Mas, mesmo com todo poder dos banqueiR$os, até então, não tinham conseguido o seu objetivo da independência e/ou autonomia do BC. Mas, depois de mais de trinta anos, finalmente, os banqueirR$os têm o Banco Central do Brasil com autonomia e isso graças ao governo entreguista de Bolsonaro, da maioria do parlamento servil e dos esforços do ex-ministro Paulo Guedes, fiel representante do sistema financeiro.
A lei estabelece mandatos fixos para o presidente e para os diretores da autarquia, descolado do mandato do presidente da república, ou seja, este projeto retira dos futuros presidentes da república um dos principais instrumentos da política financeira do país e entrega todo o seu controle aos cinco maiores barões da banca financeira, aliás, esses cinco Bancos controlam 80% das transações financeiras do Brasil é o único caso mundo, É mais um projeto lesa pátria pois, tratava-se de um plano do mercado financeiro e de seus agentes e que integra recomendações
dos organismos multilaterais relacionados com o Consenso de Washington.

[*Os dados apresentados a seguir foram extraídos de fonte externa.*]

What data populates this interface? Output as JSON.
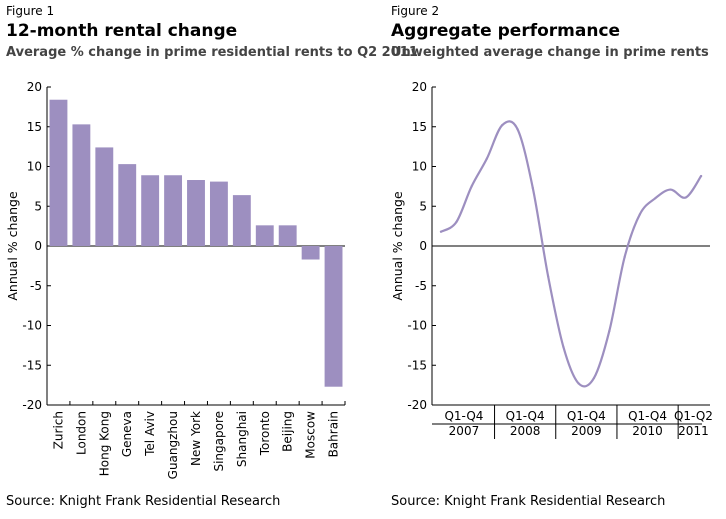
{
  "chart_data": [
    {
      "type": "bar",
      "figure_label": "Figure 1",
      "title": "12-month rental change",
      "subtitle": "Average % change in prime residential rents to Q2 2011",
      "ylabel": "Annual % change",
      "xlabel": "",
      "ylim": [
        -20,
        20
      ],
      "yticks": [
        20,
        15,
        10,
        5,
        0,
        -5,
        -10,
        -15,
        -20
      ],
      "grid": false,
      "bar_color": "#9d8fc0",
      "categories": [
        "Zurich",
        "London",
        "Hong Kong",
        "Geneva",
        "Tel Aviv",
        "Guangzhou",
        "New York",
        "Singapore",
        "Shanghai",
        "Toronto",
        "Beijing",
        "Moscow",
        "Bahrain"
      ],
      "values": [
        18.4,
        15.3,
        12.4,
        10.3,
        8.9,
        8.9,
        8.3,
        8.1,
        6.4,
        2.6,
        2.6,
        -1.7,
        -17.7
      ],
      "source": "Source: Knight Frank Residential Research"
    },
    {
      "type": "line",
      "figure_label": "Figure 2",
      "title": "Aggregate performance",
      "subtitle": "Unweighted average change in prime rents",
      "ylabel": "Annual % change",
      "xlabel": "",
      "ylim": [
        -20,
        20
      ],
      "yticks": [
        20,
        15,
        10,
        5,
        0,
        -5,
        -10,
        -15,
        -20
      ],
      "grid": false,
      "line_color": "#9d8fc0",
      "x_groups": [
        {
          "range": "Q1-Q4",
          "year": "2007"
        },
        {
          "range": "Q1-Q4",
          "year": "2008"
        },
        {
          "range": "Q1-Q4",
          "year": "2009"
        },
        {
          "range": "Q1-Q4",
          "year": "2010"
        },
        {
          "range": "Q1-Q2",
          "year": "2011"
        }
      ],
      "x": [
        "2007 Q1",
        "2007 Q2",
        "2007 Q3",
        "2007 Q4",
        "2008 Q1",
        "2008 Q2",
        "2008 Q3",
        "2008 Q4",
        "2009 Q1",
        "2009 Q2",
        "2009 Q3",
        "2009 Q4",
        "2010 Q1",
        "2010 Q2",
        "2010 Q3",
        "2010 Q4",
        "2011 Q1",
        "2011 Q2"
      ],
      "values": [
        1.8,
        3.0,
        7.5,
        11.0,
        15.2,
        14.7,
        7.3,
        -3.8,
        -12.7,
        -17.3,
        -16.6,
        -10.7,
        -1.4,
        4.0,
        6.0,
        7.1,
        6.1,
        8.8
      ],
      "source": "Source: Knight Frank Residential Research"
    }
  ]
}
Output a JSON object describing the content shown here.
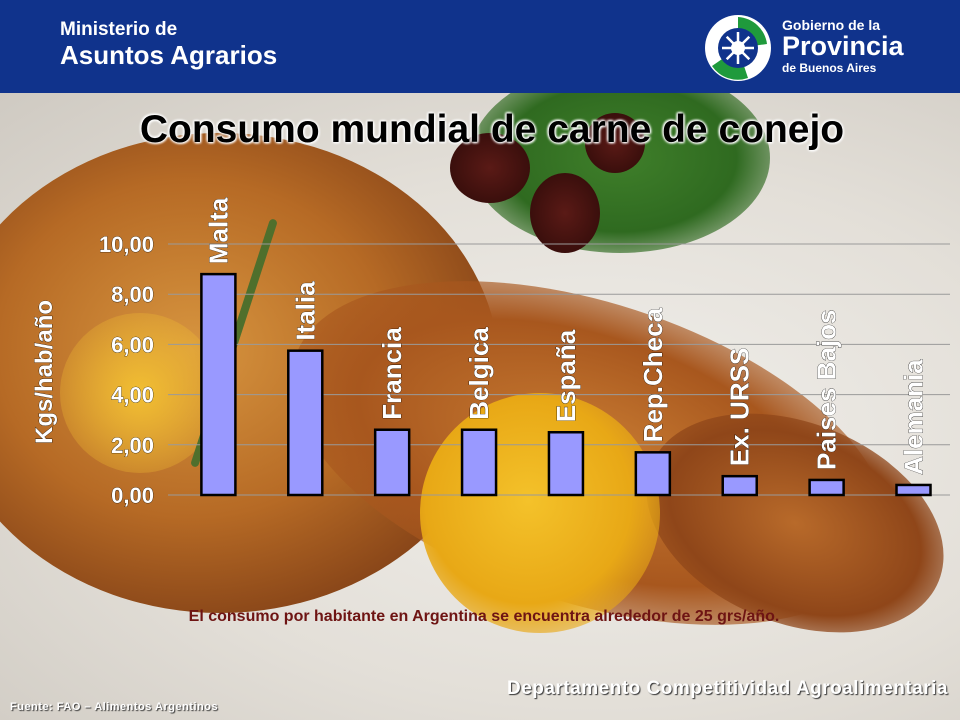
{
  "header": {
    "ministerio_line1": "Ministerio de",
    "ministerio_line2": "Asuntos Agrarios",
    "gobierno_line1": "Gobierno de la",
    "gobierno_line2": "Provincia",
    "gobierno_line3": "de Buenos Aires"
  },
  "colors": {
    "header_bg": "#10338c",
    "bar_fill": "#9999ff",
    "note_text": "#6e1413"
  },
  "chart_data": {
    "type": "bar",
    "title": "Consumo mundial de carne de conejo",
    "ylabel": "Kgs/hab/año",
    "xlabel": "",
    "ylim": [
      0,
      10
    ],
    "yticks": [
      0,
      2,
      4,
      6,
      8,
      10
    ],
    "ytick_labels": [
      "0,00",
      "2,00",
      "4,00",
      "6,00",
      "8,00",
      "10,00"
    ],
    "grid": true,
    "categories": [
      "Malta",
      "Italia",
      "Francia",
      "Belgica",
      "España",
      "Rep.Checa",
      "Ex. URSS",
      "Paises Bajos",
      "Alemania"
    ],
    "values": [
      8.8,
      5.75,
      2.6,
      2.6,
      2.5,
      1.7,
      0.75,
      0.6,
      0.4
    ]
  },
  "footer": {
    "note": "El consumo por habitante en Argentina se encuentra alrededor de 25 grs/año.",
    "departamento": "Departamento Competitividad Agroalimentaria",
    "fuente": "Fuente: FAO – Alimentos Argentinos"
  }
}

Essa lei passou sem nenhuma oposição parlamentar e da própria sociedade que, na verdade, foi alijada dessa discussão e iludida pela imprensa hegemônica cujos barões da mídia, também, tinham interesse na autonomia do BC.

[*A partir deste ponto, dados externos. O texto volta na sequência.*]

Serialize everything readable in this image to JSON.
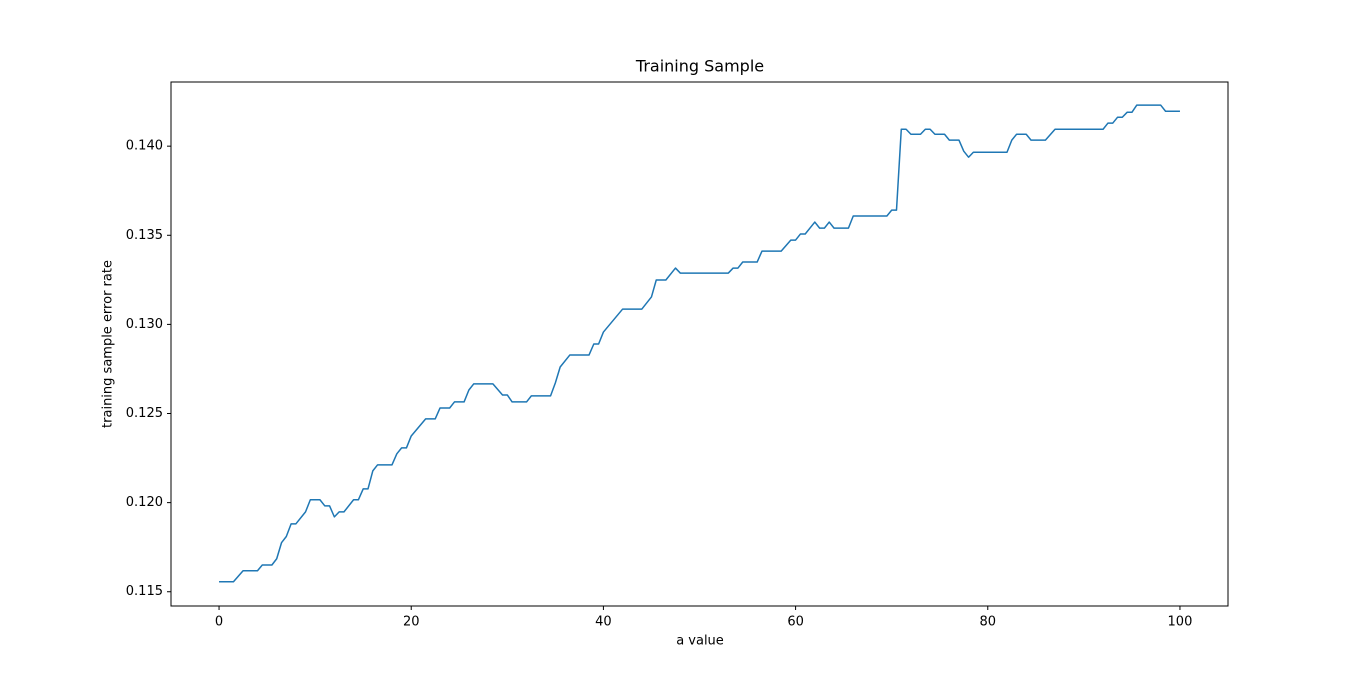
{
  "chart_data": {
    "type": "line",
    "title": "Training Sample",
    "xlabel": "a value",
    "ylabel": "training sample error rate",
    "color": "#1f77b4",
    "x": [
      0,
      1.5,
      2.5,
      4,
      4.5,
      5.5,
      6,
      6.5,
      7,
      7.5,
      8,
      9,
      9.5,
      10.5,
      11,
      11.5,
      12,
      12.5,
      13,
      14,
      14.5,
      15,
      15.5,
      16,
      16.5,
      18,
      18.5,
      19,
      19.5,
      20,
      21.5,
      22.5,
      23,
      24,
      24.5,
      25.5,
      26,
      26.5,
      28.5,
      29.5,
      30,
      30.5,
      32,
      32.5,
      34.5,
      35,
      35.5,
      36.5,
      38.5,
      39,
      39.5,
      40,
      42,
      44,
      45,
      45.5,
      46.5,
      47.5,
      48,
      53,
      53.5,
      54,
      54.5,
      56,
      56.5,
      58.5,
      59.5,
      60,
      60.5,
      61,
      62,
      62.5,
      63,
      63.5,
      64,
      65.5,
      66,
      69.5,
      70,
      70.5,
      71,
      71.5,
      72,
      73,
      73.5,
      74,
      74.5,
      75.5,
      76,
      77,
      77.5,
      78,
      78.5,
      82,
      82.5,
      83,
      84,
      84.5,
      86,
      87,
      92,
      92.5,
      93,
      93.5,
      94,
      94.5,
      95,
      95.5,
      98,
      98.5,
      100
    ],
    "values": [
      0.11556,
      0.11556,
      0.11618,
      0.11618,
      0.1165,
      0.1165,
      0.11685,
      0.11775,
      0.1181,
      0.11881,
      0.11881,
      0.11948,
      0.12016,
      0.12016,
      0.11982,
      0.11982,
      0.1192,
      0.11948,
      0.11948,
      0.12016,
      0.12016,
      0.12077,
      0.12077,
      0.12178,
      0.12212,
      0.12212,
      0.12274,
      0.12307,
      0.12307,
      0.12374,
      0.1247,
      0.1247,
      0.12531,
      0.12531,
      0.12565,
      0.12565,
      0.12632,
      0.12666,
      0.12666,
      0.12604,
      0.12604,
      0.12565,
      0.12565,
      0.12599,
      0.12599,
      0.12672,
      0.12761,
      0.12828,
      0.12828,
      0.1289,
      0.1289,
      0.12957,
      0.13086,
      0.13086,
      0.13154,
      0.13249,
      0.13249,
      0.13316,
      0.13288,
      0.13288,
      0.13316,
      0.13316,
      0.1335,
      0.1335,
      0.13411,
      0.13411,
      0.13473,
      0.13473,
      0.13507,
      0.13507,
      0.13574,
      0.1354,
      0.1354,
      0.13574,
      0.1354,
      0.1354,
      0.13608,
      0.13608,
      0.13641,
      0.13641,
      0.14095,
      0.14095,
      0.14067,
      0.14067,
      0.14095,
      0.14095,
      0.14067,
      0.14067,
      0.14034,
      0.14034,
      0.13972,
      0.13938,
      0.13966,
      0.13966,
      0.14034,
      0.14067,
      0.14067,
      0.14034,
      0.14034,
      0.14095,
      0.14095,
      0.14129,
      0.14129,
      0.14162,
      0.14162,
      0.1419,
      0.1419,
      0.1423,
      0.1423,
      0.14196,
      0.14196
    ],
    "xlim": [
      -5,
      105
    ],
    "ylim": [
      0.1142,
      0.1436
    ],
    "xticks": [
      0,
      20,
      40,
      60,
      80,
      100
    ],
    "yticks": [
      {
        "value": 0.115,
        "label": "0.115"
      },
      {
        "value": 0.12,
        "label": "0.120"
      },
      {
        "value": 0.125,
        "label": "0.125"
      },
      {
        "value": 0.13,
        "label": "0.130"
      },
      {
        "value": 0.135,
        "label": "0.135"
      },
      {
        "value": 0.14,
        "label": "0.140"
      }
    ]
  }
}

A propósito, com relação à autonomia do BC, Maria Lucia Fattorelli, Coordenadora Nacional da Auditoria Cidadã da Dívida (ACD), com muita precisão sentenciou: “Tornar o Banco Central ‘autônomo’, imune à interferência de qualquer ministério ou órgão público, amplia e torna definitiva a captura da política monetária do país pelo setor financeiro privado, colocando em grave risco a soberania financeira e monetária do país, com sérios danos às finanças públicas, à economia e a toda a sociedade1”.
Aprovada a lei, foi escolhido a dedo o presidente do BC e como não poderia ser diferente foi indicado um fiel representante da banca financeira, Roberto Campos Neto, filho de Roberto Campos Filho, Executivo do mercado financeiro com 18 anos de passagem pelo Banco Santander e neto do falecido Roberto Campos, um dos economistas mais neoliberais do país que comandou o Ministério do Planejamento no governo do ditador, general Castelo Branco. Com essa biografia, precisa desenhar a quem e a que interesses defende o presidente do BC, Roberto Campos Neto? Isso é o retrato fiel do dito popular: "colocaram a raposa para tomar conta do galinheiro!
Passados três anos da posse do presidente do BC o que acompanhamos é o total desastre da política financeira e monetária do país e a falácia do discurso da autonomia do BC com provas incontestes da incompetência técnica e moral do atual presidente Roberto Campos e de sua equipe.
Segundo, amplamente noticiado, vazou um áudio de André Esteves presidente do Banco BTG Pactual, no qual é revelado que o presidente do Banco Central ligou para ele para saber qual deveria ser o piso ("lower bound") da taxa de juros no Brasil. Aliás, neste mesmo vídeo André Esteves diz que “educou políticos e ministros do STF para que a independência do BC fosse aprovada2”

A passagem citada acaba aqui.